Il fenomeno è in parte dovuto ad un rimbalzo negativo rispetto al 2020. E, in parte, alla grave crisi e alla scarsa remuneratività dell’attività di vendita della stampa.

Il 2020, anno anomalo

Secondo lo studio SNAG, il 2020 rappresenta un’anomalia. Poiché l’emergenza pandemica, il sistema dei ristori e il blocco dei licenziamenti hanno determinato una situazione di “stasi”. In cui molti esercizi commerciali hanno posticipato le cessazioni.

La preoccupazione e la speranza del Presidente SNAG

In una nota sul sito internet del sindacato, Il Presidente SNAG, Andrea Innocenti, commenta così i dati di mortalità delle edicole:

“È un dato che preoccupa. Bisogna però mettere in chiaro un fatto: le misure di sostegno pubblico che sono state messe in campo dal Governo hanno letteralmente ‘salvato’ la rete di vendita.

“Nel 2020 non abbiamo praticamente registrato chiusure. E nel 2021 – nonostante l’emergenza pandemica – sono cessate meno della metà delle edicole che avevano chiuso i battenti nel 2019. La strada è giusta, afferma Innocenti.

La lettera al Sottosegretario Moles

Per questo motivo, il capo dello SNAG ha scritto al Sottosegretario con delega all’editoria, Giuseppe Moles. Invitandolo a ribadire anche per il 2022 le misure di sostegno pubblico alle rivendite di giornali e a progettarne di nuove.

Andrea Innocenti Presidente di SNAG – foto da www.snagnazionale.it)

Le richieste dello SNAG

Innocenti chiede “di conservare, rafforzare e implementare le misure di sostegno pubblico alle rivendite di giornali. Nonché di sostenere l’apertura di nuove edicole, il turn over generazionale e l’imprenditoria femminile e giovanile nel settore.

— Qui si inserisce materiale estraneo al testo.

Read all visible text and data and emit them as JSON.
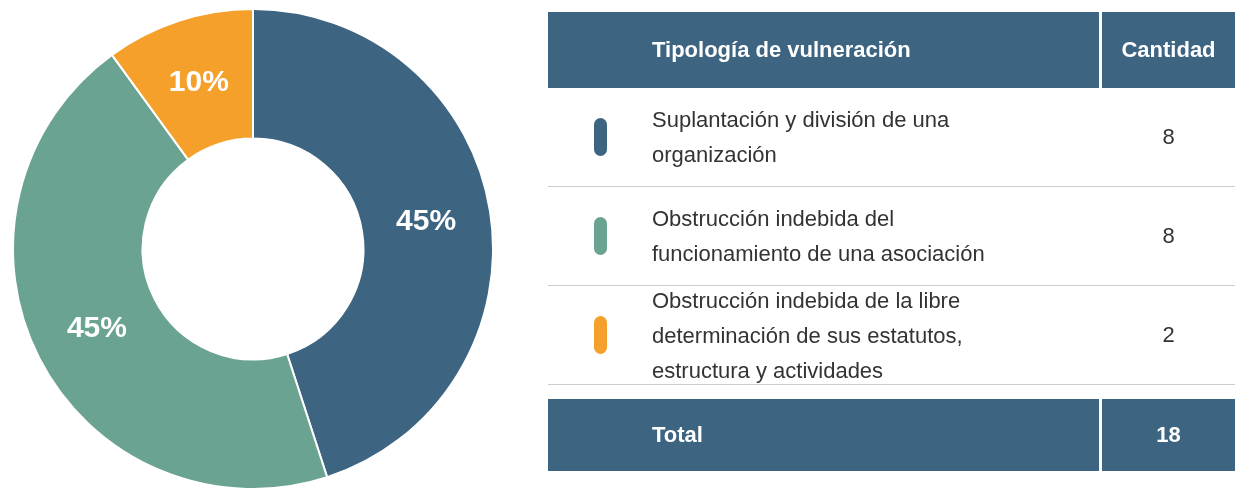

É fondamentale infatti, secondo lo scrivente, sostenere anche la natalità di nuove edicole. E avvicinare le donne e i giovani a questa attività che si sta evolvendo rapidamente in questi anni.

Bonus edicole – tax credit – e sostegno alla digitalizzazione e informatizzazione delle edicole

Il Presidente Innocenti inoltre aggiunge:

“Utilizzare parte del fondo straordinario per istituire un bonus alle edicole che garantiscono un elevato livello di servizio al cittadino. Confermare e rafforzare il tax credit edicole ed utilizzare i fondi del PNRR per promuovere la digitalizzazione delle edicole e l’informatizzazione (come peraltro già previsto in un ordine del giorno approvato in Commissione Cultura)”.

Obiettivi raggiungibili

“Questi obbiettivi – sostiene il Presidente SNAG –  possono e devono essere realizzati entro questa legislatura. E mi auguro che il Governo possa sostenere le edicole con ancora più energia nei prossimi mesi”.

Tutelare il diritto alla informazione anche alle fasce più deboli e prive di competenze digitali

“Sono fiducioso – ha concluso Innocenti – che il Governo possa continuare a sostenere la rete di vendita. Tutelando il diritto di accedere ad un’informazione a mezzo stampa di qualità su tutto il territorio e a vantaggio di tutta la popolazione, anche delle fasce più deboli e di quelle prive di competenze digitali.